How to disable TDS file deployment in a Gulp task

How to disable TDS file deployment in a Gulp task

If you are using a Helix-based solution with TDS for serialization and have the TDS file deployment enabled, every time you run a Gulp task for building and publishing the solution, TDS will deploy files and items in the process. How do you disable that?

By default, Habitat uses Unicorn for Sitecore item serialization. You have the option to use TDS, though. TDS stands for Team Development for Sitecore and is a product maintained by the Hedgehog company. This same company gives you an alternative to use Habitat with TDS. You may find it at the Hedgehog GitHub repository .

Habitat uses a NodeJS module named Gulp . Gulp is a toolkit for automating tasks in your development workflow such as bundling and minifying libraries and stylesheets, refreshing your browser when you save a file, running unit tests, copying modified files to an output directory, and etc.

One of the automated tasks that Habitat uses is the build and publishing of the Habitat solution. How does it work? Gulp uses another NodeJS module named ms-build which basically interacts with the Microsoft Build Engine (MSBuild).aspx) . MSBuild is the build platform for Microsoft and Visual Studio. In other words, when you do a build in your Visual Studio, MSBuild Engine comes into action and do all the magic for you. Both build and publishing processes rely on MSBuild Engine.

TDS offers you a feature for file deployment, which can be found in the properties of the TDS project. Essentially, it deploys files to the directory specified in the Sitecore Deploy Folder property. It is useful for both development and deployment stages. The build in Visual Studio triggers the TDS file deployment feature. The same happens when you run a Gulp task that uses the ms-build module.

You might have a scenario where you do not want TDS to do the file deployment when you run a Gulp task, but you do not want to disable the TDS file deployment feature. How is that possible?

There are two arguments that you can pass to MSBuild command line that stops TDS deploying files and Sitecore items. These arguments are SitecoreWebUrl and SitecoreDeployFolder. These arguments expect the URL and Folder of the target Sitecore installation you want to deploy you solution. TDS will NOT deploy it if you explicitly leave these arguments blank.

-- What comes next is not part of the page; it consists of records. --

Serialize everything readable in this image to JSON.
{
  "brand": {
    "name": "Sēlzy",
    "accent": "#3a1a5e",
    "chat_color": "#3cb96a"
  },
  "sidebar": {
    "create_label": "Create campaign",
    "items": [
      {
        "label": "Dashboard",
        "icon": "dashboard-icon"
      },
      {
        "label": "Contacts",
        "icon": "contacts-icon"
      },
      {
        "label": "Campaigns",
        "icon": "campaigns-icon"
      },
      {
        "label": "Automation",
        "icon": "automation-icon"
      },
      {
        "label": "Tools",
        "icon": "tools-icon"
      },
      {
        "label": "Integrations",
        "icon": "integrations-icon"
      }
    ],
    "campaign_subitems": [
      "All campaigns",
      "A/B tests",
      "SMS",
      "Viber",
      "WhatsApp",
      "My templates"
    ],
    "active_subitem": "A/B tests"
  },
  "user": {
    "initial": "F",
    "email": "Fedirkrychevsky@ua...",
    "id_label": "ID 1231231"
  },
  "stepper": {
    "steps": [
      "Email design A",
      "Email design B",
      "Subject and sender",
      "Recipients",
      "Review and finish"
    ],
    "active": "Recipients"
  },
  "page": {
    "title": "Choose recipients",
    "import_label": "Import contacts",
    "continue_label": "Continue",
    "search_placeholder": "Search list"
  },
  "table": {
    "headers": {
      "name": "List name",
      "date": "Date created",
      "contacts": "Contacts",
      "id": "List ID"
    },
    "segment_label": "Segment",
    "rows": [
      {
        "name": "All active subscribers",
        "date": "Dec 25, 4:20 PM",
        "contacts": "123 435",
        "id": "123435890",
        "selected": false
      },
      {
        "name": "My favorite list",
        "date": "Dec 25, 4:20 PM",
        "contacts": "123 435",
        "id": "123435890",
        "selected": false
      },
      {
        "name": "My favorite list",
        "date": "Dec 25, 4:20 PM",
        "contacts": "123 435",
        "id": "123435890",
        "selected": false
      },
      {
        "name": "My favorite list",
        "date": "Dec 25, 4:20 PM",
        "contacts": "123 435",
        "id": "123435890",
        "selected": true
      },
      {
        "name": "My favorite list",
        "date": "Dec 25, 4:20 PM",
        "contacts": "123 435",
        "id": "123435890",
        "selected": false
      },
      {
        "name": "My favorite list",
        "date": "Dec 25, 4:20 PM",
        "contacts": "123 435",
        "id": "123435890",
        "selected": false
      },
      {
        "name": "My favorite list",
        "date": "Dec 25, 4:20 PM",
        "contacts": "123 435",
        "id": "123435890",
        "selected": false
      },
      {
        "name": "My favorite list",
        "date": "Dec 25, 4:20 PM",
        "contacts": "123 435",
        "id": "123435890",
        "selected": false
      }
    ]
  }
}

The ms-build module has a property named “properties” where you can pass additional parameters for the MSBuild Engine. You can use this property to pass the SitecoreWebUrl and SitecoreDeployFolder parameters.

Solution

gulp.task("Build-Solution", function () {

  var targets = ["Build"];
  if (config.runCleanBuilds) {
    targets = ["Clean", "Build"];
  }

  var solution = "./" + config.solutionName + ".sln";
  return gulp.src(solution)
      .pipe(msbuild({
          targets: targets,
          configuration: config.buildConfiguration,
          logCommand: false,
          verbosity: config.buildVerbosity,
          stdout: true,
          errorOnFail: true,
          maxcpucount: config.buildMaxCpuCount,
          nodeReuse: false,
          toolsVersion: config.buildToolsVersion,
          properties: {
            Platform: config.buildPlatform,
            SitecoreWebUrl: "",
            SitecoreDeployFolder: ""
          }
        }));
});

With the code above, you stop TDS doing the deployment when you run a gulp task for building and publishing your solution.